Use the calibrated scope to check the accuracy of a laboratory function generator with respect
to frequency and amplitude.
Check the accuracy of your measurements against that given by the manufacturer of the
function generator.
Based on your findings, would you recommend that the function generator needs to be sent
back to the manufacturer for calibration? You need to justify this recommendation.
Session 23
Task 10 (M3)
Use appropriate software to display and analyse voltage/time data captured from a virtual oscilloscope
This is a natural extension of the task given for P7. In this case you are required to analyse a
waveform.
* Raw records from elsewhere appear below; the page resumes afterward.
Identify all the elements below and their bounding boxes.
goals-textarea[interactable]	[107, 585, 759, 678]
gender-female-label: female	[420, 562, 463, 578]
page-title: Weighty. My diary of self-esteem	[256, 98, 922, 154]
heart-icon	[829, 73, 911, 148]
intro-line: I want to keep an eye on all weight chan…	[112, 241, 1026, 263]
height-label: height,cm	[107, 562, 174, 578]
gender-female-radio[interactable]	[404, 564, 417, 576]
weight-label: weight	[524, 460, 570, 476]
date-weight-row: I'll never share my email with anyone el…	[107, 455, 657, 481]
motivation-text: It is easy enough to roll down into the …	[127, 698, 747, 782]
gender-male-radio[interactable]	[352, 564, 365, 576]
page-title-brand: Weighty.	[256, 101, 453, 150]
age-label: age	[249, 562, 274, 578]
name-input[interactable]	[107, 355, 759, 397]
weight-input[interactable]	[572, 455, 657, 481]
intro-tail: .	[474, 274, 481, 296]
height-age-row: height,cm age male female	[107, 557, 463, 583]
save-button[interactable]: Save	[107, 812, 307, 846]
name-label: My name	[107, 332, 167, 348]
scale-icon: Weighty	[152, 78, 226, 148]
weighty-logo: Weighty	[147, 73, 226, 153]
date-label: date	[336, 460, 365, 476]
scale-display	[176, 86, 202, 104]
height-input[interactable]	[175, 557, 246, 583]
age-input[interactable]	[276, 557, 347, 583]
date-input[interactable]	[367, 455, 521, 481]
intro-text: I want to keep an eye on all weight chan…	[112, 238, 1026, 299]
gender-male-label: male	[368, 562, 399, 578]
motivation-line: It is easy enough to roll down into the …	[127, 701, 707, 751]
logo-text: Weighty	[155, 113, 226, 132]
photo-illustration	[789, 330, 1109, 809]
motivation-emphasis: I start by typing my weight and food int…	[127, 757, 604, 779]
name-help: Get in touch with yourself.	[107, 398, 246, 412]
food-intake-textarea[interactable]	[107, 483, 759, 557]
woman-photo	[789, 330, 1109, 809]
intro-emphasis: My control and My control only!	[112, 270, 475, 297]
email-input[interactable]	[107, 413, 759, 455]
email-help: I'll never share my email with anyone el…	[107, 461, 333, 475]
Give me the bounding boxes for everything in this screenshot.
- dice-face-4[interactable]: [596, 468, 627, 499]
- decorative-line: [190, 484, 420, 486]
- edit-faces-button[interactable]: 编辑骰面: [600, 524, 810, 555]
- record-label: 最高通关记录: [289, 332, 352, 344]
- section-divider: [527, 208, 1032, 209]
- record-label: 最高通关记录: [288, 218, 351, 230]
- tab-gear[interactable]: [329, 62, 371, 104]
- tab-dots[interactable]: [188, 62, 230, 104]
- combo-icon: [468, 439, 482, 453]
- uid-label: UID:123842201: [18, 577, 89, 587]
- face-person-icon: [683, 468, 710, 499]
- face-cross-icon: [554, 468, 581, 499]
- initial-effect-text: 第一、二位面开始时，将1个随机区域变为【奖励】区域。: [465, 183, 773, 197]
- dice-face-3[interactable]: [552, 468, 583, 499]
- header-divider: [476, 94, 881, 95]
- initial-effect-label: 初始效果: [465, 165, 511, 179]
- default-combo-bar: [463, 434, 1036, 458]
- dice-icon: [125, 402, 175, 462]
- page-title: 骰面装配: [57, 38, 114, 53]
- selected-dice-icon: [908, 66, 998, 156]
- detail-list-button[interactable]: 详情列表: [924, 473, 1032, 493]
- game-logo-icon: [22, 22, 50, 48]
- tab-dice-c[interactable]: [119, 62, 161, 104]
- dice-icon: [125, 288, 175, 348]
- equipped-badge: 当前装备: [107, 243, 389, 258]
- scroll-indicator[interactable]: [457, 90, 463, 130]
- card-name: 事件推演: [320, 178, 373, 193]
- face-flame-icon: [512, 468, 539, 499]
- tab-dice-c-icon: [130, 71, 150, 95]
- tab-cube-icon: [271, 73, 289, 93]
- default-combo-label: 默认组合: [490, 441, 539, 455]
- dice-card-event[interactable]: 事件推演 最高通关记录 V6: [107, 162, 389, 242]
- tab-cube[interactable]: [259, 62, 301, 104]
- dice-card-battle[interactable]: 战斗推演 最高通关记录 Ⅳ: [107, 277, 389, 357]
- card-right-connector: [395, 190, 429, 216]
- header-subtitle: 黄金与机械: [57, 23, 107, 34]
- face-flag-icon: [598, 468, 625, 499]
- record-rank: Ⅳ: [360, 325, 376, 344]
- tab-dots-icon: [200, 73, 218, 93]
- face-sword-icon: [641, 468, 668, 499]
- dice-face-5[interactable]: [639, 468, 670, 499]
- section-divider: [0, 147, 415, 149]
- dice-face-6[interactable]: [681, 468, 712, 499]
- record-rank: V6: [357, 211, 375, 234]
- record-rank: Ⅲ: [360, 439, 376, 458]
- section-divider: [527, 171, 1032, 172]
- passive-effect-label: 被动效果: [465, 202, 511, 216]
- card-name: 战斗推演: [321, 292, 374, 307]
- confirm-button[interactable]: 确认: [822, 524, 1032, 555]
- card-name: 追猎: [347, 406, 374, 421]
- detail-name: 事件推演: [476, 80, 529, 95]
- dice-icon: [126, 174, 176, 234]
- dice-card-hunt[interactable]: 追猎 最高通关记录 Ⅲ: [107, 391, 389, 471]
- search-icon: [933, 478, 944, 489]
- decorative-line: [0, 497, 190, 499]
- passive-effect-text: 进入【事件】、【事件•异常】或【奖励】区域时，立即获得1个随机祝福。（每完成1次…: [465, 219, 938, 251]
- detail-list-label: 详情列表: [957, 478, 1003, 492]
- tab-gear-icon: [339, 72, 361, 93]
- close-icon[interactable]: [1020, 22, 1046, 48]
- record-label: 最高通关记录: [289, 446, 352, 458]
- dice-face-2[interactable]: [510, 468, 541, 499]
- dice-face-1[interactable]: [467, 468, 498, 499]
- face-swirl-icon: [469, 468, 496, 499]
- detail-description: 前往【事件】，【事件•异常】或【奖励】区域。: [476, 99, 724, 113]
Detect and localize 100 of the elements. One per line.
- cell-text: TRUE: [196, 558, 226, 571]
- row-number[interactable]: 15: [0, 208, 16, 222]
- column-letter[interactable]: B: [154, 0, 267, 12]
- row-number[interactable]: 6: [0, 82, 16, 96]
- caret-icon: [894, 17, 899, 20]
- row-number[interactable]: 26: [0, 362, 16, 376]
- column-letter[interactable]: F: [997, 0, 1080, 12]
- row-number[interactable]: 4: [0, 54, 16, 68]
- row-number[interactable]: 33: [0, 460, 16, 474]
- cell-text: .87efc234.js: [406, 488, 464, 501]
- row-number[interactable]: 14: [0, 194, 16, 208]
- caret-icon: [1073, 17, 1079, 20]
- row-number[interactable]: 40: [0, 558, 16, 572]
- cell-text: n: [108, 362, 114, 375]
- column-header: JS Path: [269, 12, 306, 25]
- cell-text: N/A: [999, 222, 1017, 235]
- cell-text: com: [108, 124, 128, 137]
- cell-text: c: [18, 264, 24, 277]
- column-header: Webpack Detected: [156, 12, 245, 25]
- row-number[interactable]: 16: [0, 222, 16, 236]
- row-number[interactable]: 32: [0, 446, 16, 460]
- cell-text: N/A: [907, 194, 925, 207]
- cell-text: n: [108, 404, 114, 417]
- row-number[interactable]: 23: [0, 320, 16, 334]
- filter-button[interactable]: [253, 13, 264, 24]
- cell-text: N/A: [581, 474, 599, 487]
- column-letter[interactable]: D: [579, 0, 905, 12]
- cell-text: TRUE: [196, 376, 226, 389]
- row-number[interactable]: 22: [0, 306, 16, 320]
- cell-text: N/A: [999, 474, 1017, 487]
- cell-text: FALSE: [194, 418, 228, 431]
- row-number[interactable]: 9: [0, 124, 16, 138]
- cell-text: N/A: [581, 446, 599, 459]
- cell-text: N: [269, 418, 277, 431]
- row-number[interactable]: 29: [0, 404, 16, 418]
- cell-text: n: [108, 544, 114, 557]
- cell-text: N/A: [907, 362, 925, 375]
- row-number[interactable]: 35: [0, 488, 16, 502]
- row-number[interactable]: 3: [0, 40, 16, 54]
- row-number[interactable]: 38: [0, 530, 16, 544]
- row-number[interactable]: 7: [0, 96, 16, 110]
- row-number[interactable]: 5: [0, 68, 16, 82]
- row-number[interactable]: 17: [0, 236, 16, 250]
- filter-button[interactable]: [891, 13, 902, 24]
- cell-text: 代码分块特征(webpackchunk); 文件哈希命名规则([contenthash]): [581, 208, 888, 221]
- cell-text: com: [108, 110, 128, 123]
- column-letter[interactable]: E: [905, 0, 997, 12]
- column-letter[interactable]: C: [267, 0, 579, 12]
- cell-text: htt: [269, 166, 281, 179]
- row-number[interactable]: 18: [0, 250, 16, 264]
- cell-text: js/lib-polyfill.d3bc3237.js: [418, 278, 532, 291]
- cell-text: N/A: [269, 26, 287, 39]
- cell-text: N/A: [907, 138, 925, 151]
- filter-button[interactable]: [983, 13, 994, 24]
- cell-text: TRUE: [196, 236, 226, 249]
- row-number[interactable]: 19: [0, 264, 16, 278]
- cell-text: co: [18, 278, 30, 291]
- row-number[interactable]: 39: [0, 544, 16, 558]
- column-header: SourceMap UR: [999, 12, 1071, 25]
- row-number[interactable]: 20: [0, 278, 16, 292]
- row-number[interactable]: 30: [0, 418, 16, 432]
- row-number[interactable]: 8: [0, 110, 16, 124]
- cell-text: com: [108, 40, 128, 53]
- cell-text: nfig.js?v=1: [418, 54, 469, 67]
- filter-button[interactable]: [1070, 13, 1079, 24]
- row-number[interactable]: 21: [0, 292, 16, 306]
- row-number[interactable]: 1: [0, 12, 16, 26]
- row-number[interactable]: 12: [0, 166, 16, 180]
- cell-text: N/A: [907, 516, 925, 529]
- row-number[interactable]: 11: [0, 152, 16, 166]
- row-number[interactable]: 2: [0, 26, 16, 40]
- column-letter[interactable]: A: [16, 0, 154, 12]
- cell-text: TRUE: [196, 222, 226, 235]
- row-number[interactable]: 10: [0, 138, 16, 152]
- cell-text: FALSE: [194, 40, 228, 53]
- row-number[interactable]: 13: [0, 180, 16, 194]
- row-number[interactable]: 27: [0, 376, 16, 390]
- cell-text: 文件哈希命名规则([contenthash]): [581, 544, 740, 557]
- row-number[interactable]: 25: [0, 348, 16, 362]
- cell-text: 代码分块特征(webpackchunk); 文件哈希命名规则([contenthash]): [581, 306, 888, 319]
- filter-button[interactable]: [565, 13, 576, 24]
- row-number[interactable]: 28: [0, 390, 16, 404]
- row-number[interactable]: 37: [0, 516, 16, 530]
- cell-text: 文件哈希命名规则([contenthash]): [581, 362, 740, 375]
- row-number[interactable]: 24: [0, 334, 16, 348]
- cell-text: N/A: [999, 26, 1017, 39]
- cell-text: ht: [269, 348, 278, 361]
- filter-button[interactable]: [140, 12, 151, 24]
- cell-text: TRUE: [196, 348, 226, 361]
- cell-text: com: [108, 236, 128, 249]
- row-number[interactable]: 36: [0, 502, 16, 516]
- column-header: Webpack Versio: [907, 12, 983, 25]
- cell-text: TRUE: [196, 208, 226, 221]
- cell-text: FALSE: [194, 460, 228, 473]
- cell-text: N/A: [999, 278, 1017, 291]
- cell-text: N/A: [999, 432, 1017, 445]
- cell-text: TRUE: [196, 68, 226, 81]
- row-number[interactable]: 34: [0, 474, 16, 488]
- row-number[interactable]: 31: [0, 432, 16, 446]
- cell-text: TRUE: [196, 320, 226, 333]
The best way to accomplish this is to use either task 1 or 2 for P3 as a basis for
comparing the captured data with the results predicted by theory
Session 24
Unit 53 D1
Evaluate the accuracy of your own test measurements and relate them to limitations of the test
equipment, test procedures or possible emergent fault conditions
You can use any of the tests carried out in the various exercises or practical projects as a basis
for this evaluation. The submission needs to be an ‘in-depth’ investigation of the effects of
connecting test/measurement equipment to a circuit under test and how the results are limited
by the characteristics of the test equipment and test procedures.
As an example, an oscilloscope is incapable of accurately displaying a transient pulse due to its
finite bandwidth. This could be the basis of an investigation carried out by you to explain why?
Session 25
Unit 53 D2
Devise and demonstrate a calibration procedure for an item of electronic test equipment
Devise and demonstrate a calibration procedure for a x10 oscilloscope probe to be used with
the laboratory oscilloscopes. Explain why the probe needs to be calibrated and under what
circumstances such a probe might be required in preference to a standard x1 probe.